Confinamentos ganham escala e engordam margens da pecuária de corte
Crescimento dos confinamentos, boi gordo em alta e gestão de risco ajustam a conta e abrem espaço para margens mais gordas na pecuária.
O avanço dos confinamentos, somado à alta do boi gordo e ao uso mais intenso de ferramentas de gestão de risco, está abrindo espaço para margens mais atrativas na pecuária de corte. Em um cenário de custos ainda elevados, produtores que ajustam escala, tecnologia e travas de preço começam a capturar resultados melhores que a média do mercado.
O que aconteceu
A intensificação do uso de confinamentos virou peça central na estratégia de muitos pecuaristas para aproveitar o ciclo de alta do boi gordo e organizar o fluxo de caixa. Com o animal entrando mais pesado e ficando menos tempo no cocho, a conta fecha melhor e o giro de capital acelera, reduzindo o impacto da oscilação de preços.

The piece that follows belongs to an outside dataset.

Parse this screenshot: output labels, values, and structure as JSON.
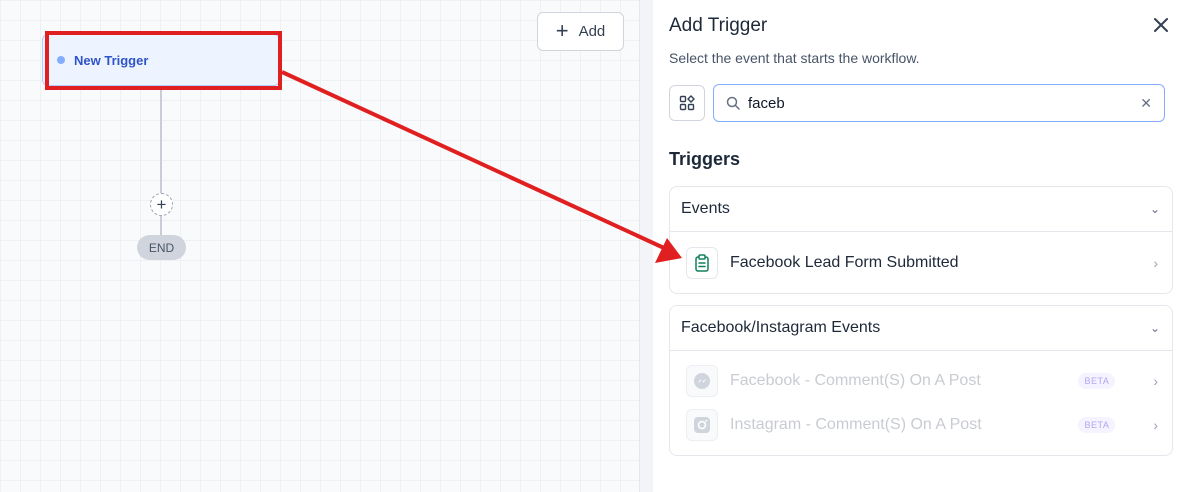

Em paralelo, cresce o uso de ferramentas como terminação intensiva a pasto, contratos futuros e barter com insumos, permitindo travar parte das margens antes mesmo do embarque. Em vez de apostar só no mercado físico, o pecuarista passa a combinar escala produtiva com proteção financeira, construindo previsibilidade em um setor historicamente volátil.

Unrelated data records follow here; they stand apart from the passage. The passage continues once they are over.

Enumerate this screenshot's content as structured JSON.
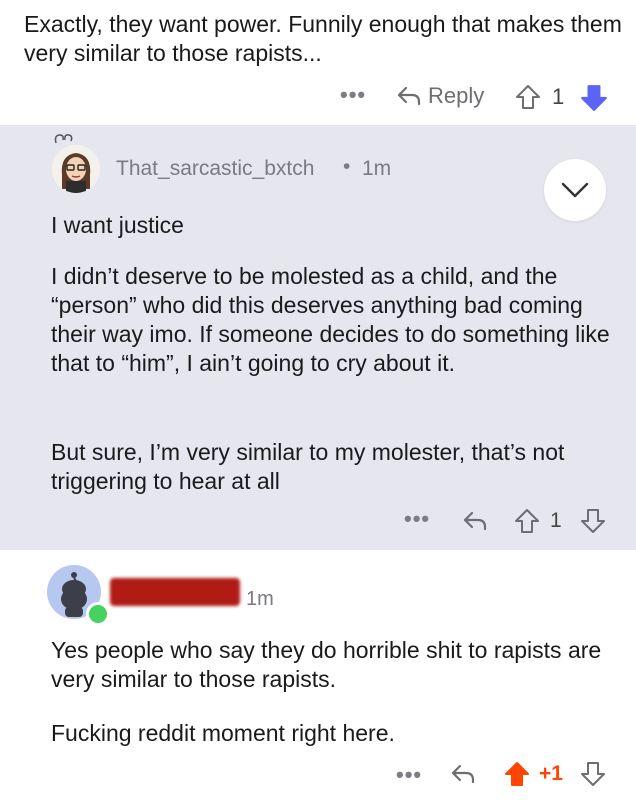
{
  "top_comment": {
    "body": "Exactly, they want power. Funnily enough that makes them very similar to those rapists...",
    "actions": {
      "more": "•••",
      "reply_label": "Reply",
      "score": "1"
    }
  },
  "reply_comment": {
    "username": "That_sarcastic_bxtch",
    "separator": "•",
    "time": "1m",
    "paragraphs": [
      "I want justice",
      "I didn’t deserve to be molested as a child, and the “person” who did this deserves anything bad coming their way imo. If someone decides to do something like that to “him”, I ain’t going to cry about it.",
      "But sure, I’m very similar to my molester, that’s not triggering to hear at all"
    ],
    "actions": {
      "more": "•••",
      "score": "1"
    }
  },
  "bottom_comment": {
    "time": "1m",
    "paragraphs": [
      "Yes people who say they do horrible shit to rapists are very similar to those rapists.",
      "Fucking reddit moment right here."
    ],
    "actions": {
      "more": "•••",
      "score": "+1"
    }
  },
  "colors": {
    "highlight_bg": "#e6e6ef",
    "upvote_orange": "#ff4500",
    "downvote_blue": "#5a65f5",
    "online_green": "#46d160",
    "redaction": "#b01b15"
  },
  "icons": [
    "reply-icon",
    "upvote-icon",
    "downvote-icon",
    "chevron-down-icon",
    "more-icon"
  ]
}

Por que importa para o agro
Para o produtor, a mensagem é clara: quem usar confinamento e intensificação apenas como “esteira de boi gordo”, sem gestão de risco, tende a continuar refém do mercado. Já quem integra nutrição, genética, planejamento de compra de insumos e venda travada consegue amortecer sustos de preço e garantir margem mesmo em anos de maior pressão.

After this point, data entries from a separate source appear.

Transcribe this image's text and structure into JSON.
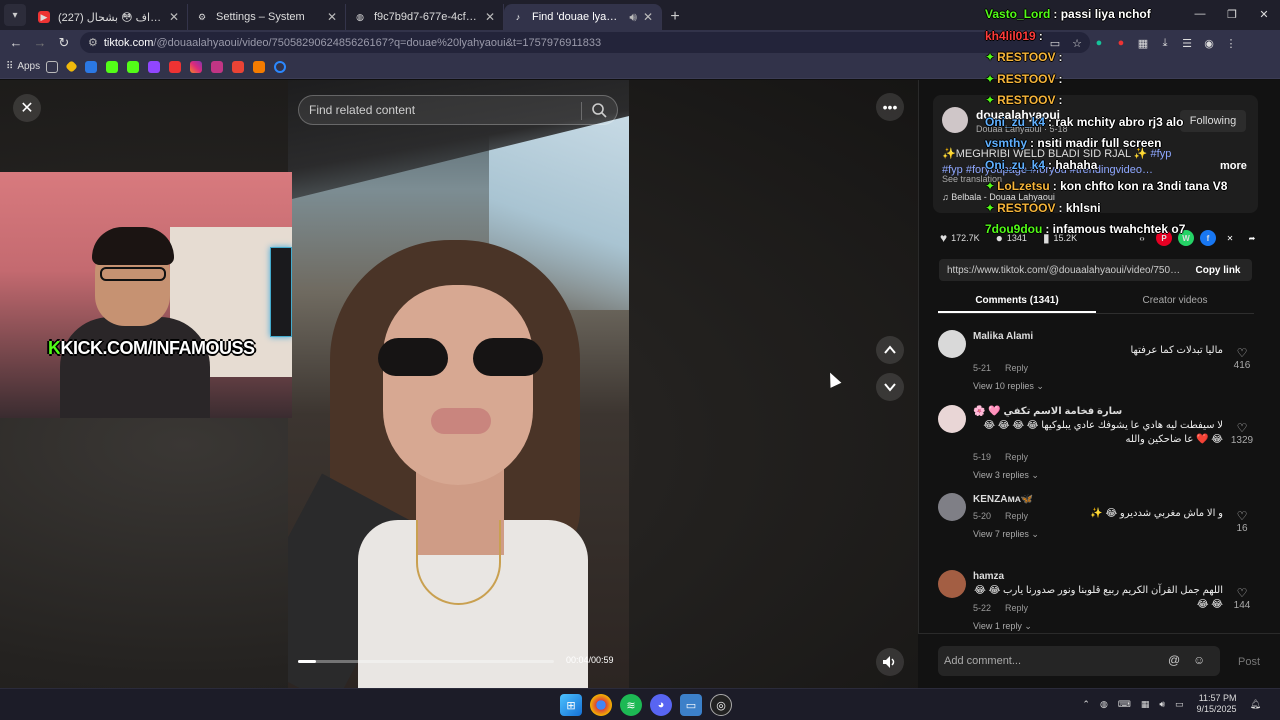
{
  "browser": {
    "tabs": [
      {
        "title": "(227) كتكوتصومي براف 😳 بشحال",
        "icon": "youtube-icon",
        "active": false
      },
      {
        "title": "Settings – System",
        "icon": "gear-icon",
        "active": false
      },
      {
        "title": "f9c7b9d7-677e-4cf3-9941-fef7…",
        "icon": "globe-icon",
        "active": false
      },
      {
        "title": "Find 'douae lyahyaoui' on T…",
        "icon": "tiktok-icon",
        "active": true
      }
    ],
    "url_host": "tiktok.com",
    "url_path": "/@douaalahyaoui/video/7505829062485626167?q=douae%20lyahyaoui&t=1757976911833",
    "bookmarks_apps_label": "Apps",
    "window_buttons": [
      "—",
      "❐",
      "✕"
    ]
  },
  "player": {
    "search_placeholder": "Find related content",
    "time": "00:04/00:59",
    "progress": 0.07
  },
  "overlay": {
    "kick_url": "KICK.COM/INFAMOUSS"
  },
  "chat": [
    {
      "user": "Vasto_Lord",
      "msg": "passi liya nchof",
      "color": "#53fc18",
      "gem": false
    },
    {
      "user": "kh4lil019",
      "msg": "",
      "color": "#ff3b3b",
      "gem": false
    },
    {
      "user": "RESTOOV",
      "msg": "",
      "color": "#f6b53a",
      "gem": true
    },
    {
      "user": "RESTOOV",
      "msg": "",
      "color": "#f6b53a",
      "gem": true
    },
    {
      "user": "RESTOOV",
      "msg": "",
      "color": "#f6b53a",
      "gem": true
    },
    {
      "user": "Oni_zu_k4",
      "msg": "rak mchity abro rj3 alo",
      "color": "#5fb0ff",
      "gem": false
    },
    {
      "user": "vsmthy",
      "msg": "nsiti madir full screen",
      "color": "#5fb0ff",
      "gem": false
    },
    {
      "user": "Oni_zu_k4",
      "msg": "hahaha",
      "color": "#5fb0ff",
      "gem": false
    },
    {
      "user": "LoLzetsu",
      "msg": "kon chfto kon ra 3ndi tana V8",
      "color": "#f6b53a",
      "gem": true
    },
    {
      "user": "RESTOOV",
      "msg": "khlsni",
      "color": "#f6b53a",
      "gem": true
    },
    {
      "user": "7dou9dou",
      "msg": "infamous twahchtek o7",
      "color": "#53fc18",
      "gem": false
    }
  ],
  "post": {
    "author": "douaalahyaoui",
    "author_sub": "Douaa Lahyaoui · 5-18",
    "follow_label": "Following",
    "description": "✨MEGHRIBI WELD BLADI SID RJAL ✨",
    "tags": "#fyp #fyp #foryoupage #foryou #trendingvideo…",
    "more_label": "more",
    "see_translation": "See translation",
    "music": "♫  Belbala - Douaa Lahyaoui",
    "likes": "172.7K",
    "comments_count": "1341",
    "saves": "15.2K",
    "link": "https://www.tiktok.com/@douaalahyaoui/video/75058…",
    "copy_label": "Copy link",
    "tab_comments": "Comments (1341)",
    "tab_creator": "Creator videos"
  },
  "comments": [
    {
      "name": "Malika Alami",
      "text": "ماليا تبدلات كما عرفتها",
      "date": "5-21",
      "reply": "Reply",
      "replies": "View 10 replies",
      "likes": "416",
      "avatar": "#d9d9d9"
    },
    {
      "name": "🌸 🩷 سارة فخامة الاسم تكفي",
      "text": "لا سيفطت ليه هادي عا يشوفك عادي يبلوكيها 😂 😂 😂 😂 😂 ❤️ عا ضاحكين والله",
      "date": "5-19",
      "reply": "Reply",
      "replies": "View 3 replies",
      "likes": "1329",
      "avatar": "#e9d6d6"
    },
    {
      "name": "KENZAᴍᴀ🦋",
      "text": "و الا ماش مغربي شدديرو 😂 ✨",
      "date": "5-20",
      "reply": "Reply",
      "replies": "View 7 replies",
      "likes": "16",
      "avatar": "#7f7f86"
    },
    {
      "name": "hamza",
      "text": "اللهم جمل القرآن الكريم ربيع قلوبنا ونور صدورنا يارب 😂 😂 😂 😂",
      "date": "5-22",
      "reply": "Reply",
      "replies": "View 1 reply",
      "likes": "144",
      "avatar": "#a35e43"
    }
  ],
  "compose": {
    "placeholder": "Add comment...",
    "post_label": "Post"
  },
  "taskbar": {
    "time": "11:57 PM",
    "date": "9/15/2025"
  }
}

Na cadeia, o avanço de grandes operações de engorda muda o jogo da oferta ao longo do ano. Com mais gado saindo de sistemas intensivos, frigoríficos tendem a encontrar lotes padronizados em janelas mais estáveis, o que influencia escala de abate, negociações de preço e até contratos de exportação. A profissionalização dos confinamentos aproxima a pecuária do padrão da agricultura em termos de previsibilidade.
Dados e contexto
O Censo de Confinamento 2025 da dsm-firmenich estima que o Brasil confinou 9,25 milhões de cabeças, alta de 16% frente a 2024.[1] Mato Grosso lidera com cerca de 2,2 milhões de bovinos confinados, avanço próximo de 30% em um ano.[1]
No lado da receita, o indicador Cepea/B3 chegou a cerca de R$ 340 por arroba no mercado paulista em abril, acumulando alta superior a 6% no mês em determinado momento do ciclo recente de valorização.[3] Essa combinação de boi firme com custo de dieta sob controle em algumas praças reforça o apetite por intensificação.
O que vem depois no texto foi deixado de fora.